Exclusive Agreement Details Still Unclear
Although MindSpring applauds AT&T’s announcement, the company disagrees with AT&T’s plan to wait until its exclusivity agreements with companies such as Excite@Home (Nasdaq: ATHM) expire. “We are encouraged by AT&T’s efforts,” said Dave Baker, vice president of legal and regulatory affairs with MindSpring. “But consumers should enjoy the benefits of open access sooner rather than later. They should not have to wait for exclusive arrangements between AT&T and its affiliates to expire years from now.”
MindSpring would like the government to strengthen the agrveement with an insistence that open access begin at once. “We hope that federal policy makers will grasp the opportunity that this initial agreement creates because only clear and unambiguous federal policy can make the promise of this agreement real, enforceable and timely,” said Baker. “Otherwise, today’s agreement may not benefit consumers for years to come.”

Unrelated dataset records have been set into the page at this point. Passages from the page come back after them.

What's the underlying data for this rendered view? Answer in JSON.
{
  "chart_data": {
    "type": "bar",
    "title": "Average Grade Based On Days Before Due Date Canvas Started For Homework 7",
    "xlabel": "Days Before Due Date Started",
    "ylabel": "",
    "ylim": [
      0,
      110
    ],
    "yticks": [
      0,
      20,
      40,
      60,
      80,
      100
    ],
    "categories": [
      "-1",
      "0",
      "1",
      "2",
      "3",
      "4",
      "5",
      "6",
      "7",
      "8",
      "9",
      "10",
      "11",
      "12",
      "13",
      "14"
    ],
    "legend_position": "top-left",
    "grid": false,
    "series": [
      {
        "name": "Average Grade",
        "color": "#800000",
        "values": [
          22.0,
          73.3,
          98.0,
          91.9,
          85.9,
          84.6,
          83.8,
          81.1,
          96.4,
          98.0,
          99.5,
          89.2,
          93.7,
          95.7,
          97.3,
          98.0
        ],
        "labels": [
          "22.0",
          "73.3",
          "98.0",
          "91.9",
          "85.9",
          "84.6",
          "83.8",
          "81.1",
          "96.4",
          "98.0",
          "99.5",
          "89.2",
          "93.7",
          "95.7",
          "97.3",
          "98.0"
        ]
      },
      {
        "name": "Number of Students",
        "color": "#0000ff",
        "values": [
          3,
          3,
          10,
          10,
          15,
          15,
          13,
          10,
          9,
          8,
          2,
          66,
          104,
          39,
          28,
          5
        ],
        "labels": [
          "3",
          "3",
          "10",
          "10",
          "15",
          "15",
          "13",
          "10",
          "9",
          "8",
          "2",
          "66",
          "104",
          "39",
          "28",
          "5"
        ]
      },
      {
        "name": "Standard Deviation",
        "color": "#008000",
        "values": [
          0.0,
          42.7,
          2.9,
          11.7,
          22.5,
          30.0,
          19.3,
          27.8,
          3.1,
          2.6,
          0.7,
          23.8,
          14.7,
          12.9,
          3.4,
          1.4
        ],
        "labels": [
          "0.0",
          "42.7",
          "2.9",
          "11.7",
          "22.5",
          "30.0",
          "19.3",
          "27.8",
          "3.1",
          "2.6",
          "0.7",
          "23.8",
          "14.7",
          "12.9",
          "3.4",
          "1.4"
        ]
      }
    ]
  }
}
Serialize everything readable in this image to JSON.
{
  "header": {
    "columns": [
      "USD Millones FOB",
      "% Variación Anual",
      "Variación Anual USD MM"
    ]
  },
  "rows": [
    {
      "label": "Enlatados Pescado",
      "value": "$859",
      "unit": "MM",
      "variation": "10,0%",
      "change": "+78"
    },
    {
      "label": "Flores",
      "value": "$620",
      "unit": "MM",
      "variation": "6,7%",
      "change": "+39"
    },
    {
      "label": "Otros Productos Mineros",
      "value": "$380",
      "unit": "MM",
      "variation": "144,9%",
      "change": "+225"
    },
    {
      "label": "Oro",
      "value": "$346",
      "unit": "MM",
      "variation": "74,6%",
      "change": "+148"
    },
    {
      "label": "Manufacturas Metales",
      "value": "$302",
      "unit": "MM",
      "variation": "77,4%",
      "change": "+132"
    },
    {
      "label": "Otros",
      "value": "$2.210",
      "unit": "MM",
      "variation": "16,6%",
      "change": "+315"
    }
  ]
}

Excite@Home Affirms Exclusivity Agreement
Excite@Home issued a statement affirming that government intervention is not necessary in the high-speed access market. The company also stated that AT&T has long planned on opening its access after the exclusivity agreement with Excite@Home expires.
“In a marketplace that is highly competitive and spurring investments, the terms by which cable companies provide their facilities to other businesses should be resolved in private business negotiations, not through government regulation.” If the FCC chooses to regulate high-speed access, Excite@Home would likely lose its exclusive agreement with AT&T.
Access Battle Has Been Raging
Ever since AT&T bought Tele-Communcations, Inc. in March, the New York-based company has faced a firestorm of opposition over the issue of Internet access. Consumer advocates claim that approval of the acquisition would render consumers subject to a monopoly, while municipalities like Portland, Oregon have sought to force AT&T to open its lines to other Internet service providers. AT&T has filed suit in response.
Until now, AT&T has opposed such open access because it would allow other companies to get a free ride on the billions of dollars it spent in upgrading its cable networks.
AOL Is Biggest Beneficiary
If AT&T does open access to other online providers in 2002, AOL will be the biggest beneficiary. With nearly 20 million subscribers, the number one online service provider has virtually no broadband assets. In fact, only several months ago, AOL feverishly tried to purchase Excite@Home, but could not come to terms over a price.
Additionally, AOL has been recently negotiating with Bell Atlantic to use its broadband assets.
In the past, AOL has been unsuccessful in cutting an access deal with AT&T, after talks stalled over issues of price and customer control.